Para Carlos Fico, historiador que obteve os áudios militares, só o fim do artigo 142 é capaz de pacificar o país

18 de abril de 2022, 21:38

Indignado ao ver as provocações feitas pelo filho 03, de Bolsonaro, à jornalista Miriam Leitão, duvidando de que ela tenha sido presa aos 19 anos, cercada por cães treinados para atacar ao menor sinal e, grávida, o historiador e professor titular da Universidade Federal do Rio de Janeiro – UFRJ -, Carlos Fico, de posse de 10 mil horas de gravações dos julgamentos do Superior Tribunal Militar (STM), decidiu enviá-los à jornalista. “Eu pensei comigo: ‘bom, eu tenho os áudios’. Miriam os divulgou nesse domingo de Páscoa.  

Fico obteve o material em 2017, depois de acompanhar a luta do advogado criminalista e pesquisador Fernando Fernandes,para tê-los, desde 2006. A decisão de torná-lo público foi da ministra Carmem Lúcia, em 2011, mas só em 2015 esse material foi digitalizado e ambos tiveram licença para copiar todo o conteúdo das gravações, que compreende o período de 1975 a 1985, quando as sessões passaram a ser gravadas.  

Nos áudios fica-se sabendo o que sempre foi dito: os ministros civis e militares sabiam de tudo o que se passava nos porões. Calaram por constrangimento e medo, aponta Fico. Em um dos áudios, o ministro Júlio de Sá Bierrembach, chama os agentes da repressão de “sádicos” e diz que “já é hora de acabar de uma vez por todas com os métodos adotados por certos setores policiais”. Atéagora ohistoriador já ouviu cerca de metade das gravações – tarefa que não delega a nenhum dos seus auxiliares, para não perder o encadeamento do conteúdo -, se atendo aos diálogos até a promulgação da lei da anistia, de 1979.

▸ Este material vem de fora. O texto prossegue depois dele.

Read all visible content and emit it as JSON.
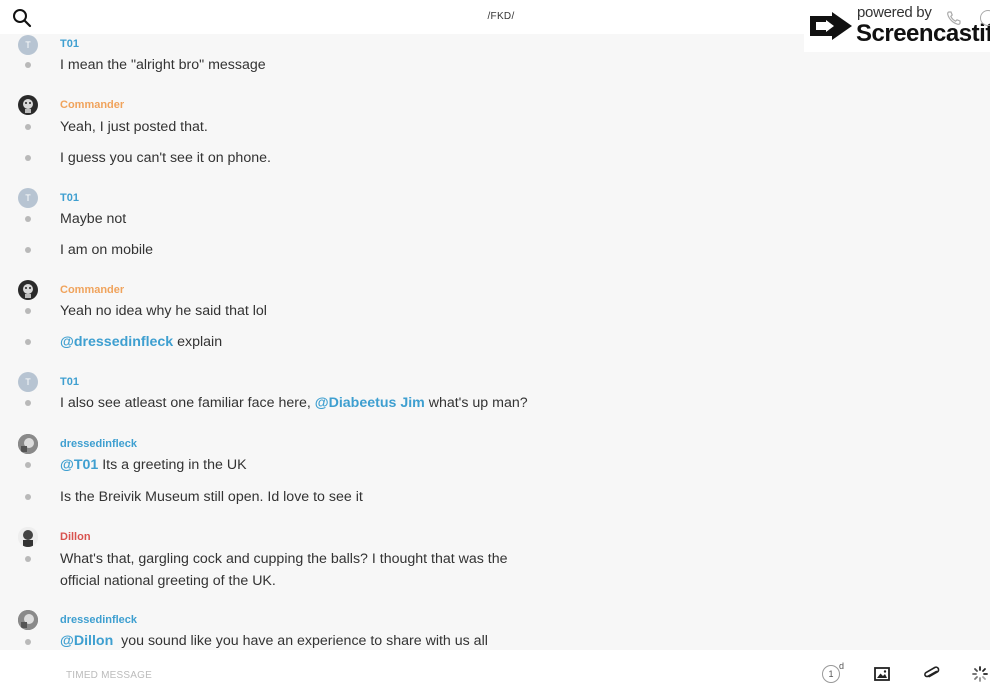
{
  "header": {
    "channel_title": "/FKD/"
  },
  "watermark": {
    "powered_by": "powered by",
    "brand": "Screencastify"
  },
  "messages": [
    {
      "author": "T01",
      "avatar_letter": "T",
      "lines": [
        {
          "text": "I mean the \"alright bro\" message"
        }
      ]
    },
    {
      "author": "Commander",
      "lines": [
        {
          "text": "Yeah, I just posted that."
        },
        {
          "text": "I guess you can't see it on phone."
        }
      ]
    },
    {
      "author": "T01",
      "avatar_letter": "T",
      "lines": [
        {
          "text": "Maybe not"
        },
        {
          "text": "I am on mobile"
        }
      ]
    },
    {
      "author": "Commander",
      "lines": [
        {
          "text": "Yeah no idea why he said that lol"
        },
        {
          "mention": "@dressedinfleck",
          "text": " explain"
        }
      ]
    },
    {
      "author": "T01",
      "avatar_letter": "T",
      "lines": [
        {
          "prefix": "I also see atleast one familiar face here, ",
          "mention": "@Diabeetus Jim",
          "text": " what's up man?"
        }
      ]
    },
    {
      "author": "dressedinfleck",
      "lines": [
        {
          "mention": "@T01",
          "text": " Its a greeting in the UK"
        },
        {
          "text": "Is the Breivik Museum still open. Id love to see it"
        }
      ]
    },
    {
      "author": "Dillon",
      "lines": [
        {
          "text": "What's that, gargling cock and cupping the balls? I thought that was the"
        },
        {
          "text": "official national greeting of the UK."
        }
      ]
    },
    {
      "author": "dressedinfleck",
      "lines": [
        {
          "mention": "@Dillon",
          "text": "  you sound like you have an experience to share with us all"
        }
      ]
    }
  ],
  "composer": {
    "placeholder": "TIMED MESSAGE",
    "timer_value": "1",
    "timer_unit": "d"
  },
  "colors": {
    "mention": "#3e9fd0",
    "author_T01": "#3e9fd0",
    "author_Commander": "#f0a35c",
    "author_dressedinfleck": "#3e9fd0",
    "author_Dillon": "#d9534f"
  },
  "icons": {
    "search": "search-icon",
    "image": "image-icon",
    "attach": "paperclip-icon",
    "loading": "spinner-icon",
    "phone": "phone-icon",
    "info": "info-icon"
  }
}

247– Nós tivemos agora, no dia 17, a passagem dos seis anos do golpe de 2016. Você como estudioso do tema há muito tempo, imaginou alguma vez que os militares voltariam ao poder, no país?

– Eles na verdade não voltaram ao poder. O eleitorado brasileiro votou, escolheu um governo de extrema direita, que recorreu muito fortemente aos militares para ocupar esses postos todos, pela ausência de tradição e partidos de direita, com quadros. A minha impressão é a de que é preciso buscar entender por que o eleitorado brasileiro fez uma escolha desse tipo. Aliás, numa onda conservadora que afeta não só o Brasil, mas também outros países.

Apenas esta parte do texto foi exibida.